An Uneventful Election Period

Zimbabwean campuses come alive during election periods. Political student activists normally belong to one of the two main political factions: the Zimbabwe African National Union Patriotic Front (ZANU-PF) or the Movement for Democratic Change (MDC). They move around campus putting up posters of their candidates (or tearing down the other party’s posters) and distributing T-shirts that have their party’s logo. At times, they hold rallies where there is lot of singing of political songs and dancing. In some cases, political extremists employ abusive language and violence to threaten members the other party.

On the day of an election, the tension is high and uncertainty is rife. People go out and join the long winding queues of fellow voters patiently waiting their turn to cast their ballot. Very few, if any lessons are conducted during the election period. Some schools have had to shut down because an election period was characterized by violence of varying degrees.

I was very amazed, therefore, by how peaceful the US midterm election day was. It was just like another ordinary day. Those who wanted to vote went out and voted during the breaks between classes. There were no rallies, no political enthusiasts chanting slogans and no political violence reported on campus. And other than receiving an email that encouraged everyone eligible to vote to do so, I was left to go about my business the way I would have the day before.

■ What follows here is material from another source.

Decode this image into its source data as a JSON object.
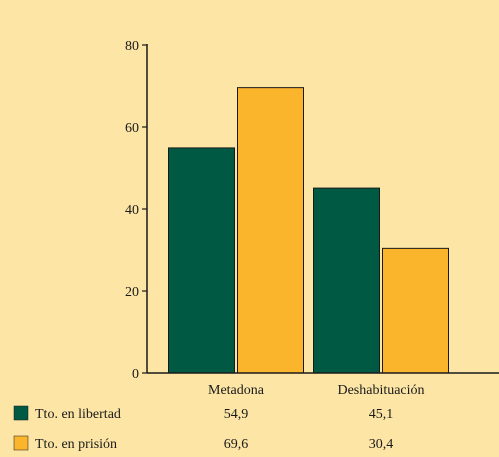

I also marveled at how little time it took for the results to come out. Some student political parties got together at dinner time to celebrate their victory or mourn their loss. In Zimbabwe, election results can take weeks to come out. When they finally do, everyone is way past the election-euphoria stage in which you are expectant and excited to see the outcome of your vote.

If the midterm election period is at all representative of presidential elections, then the difference between America and Zimbabwe is infinite. Amongst other things, I have come to realize that there is a huge gap that we need to bridge between Zimbabwe and good electoral policies.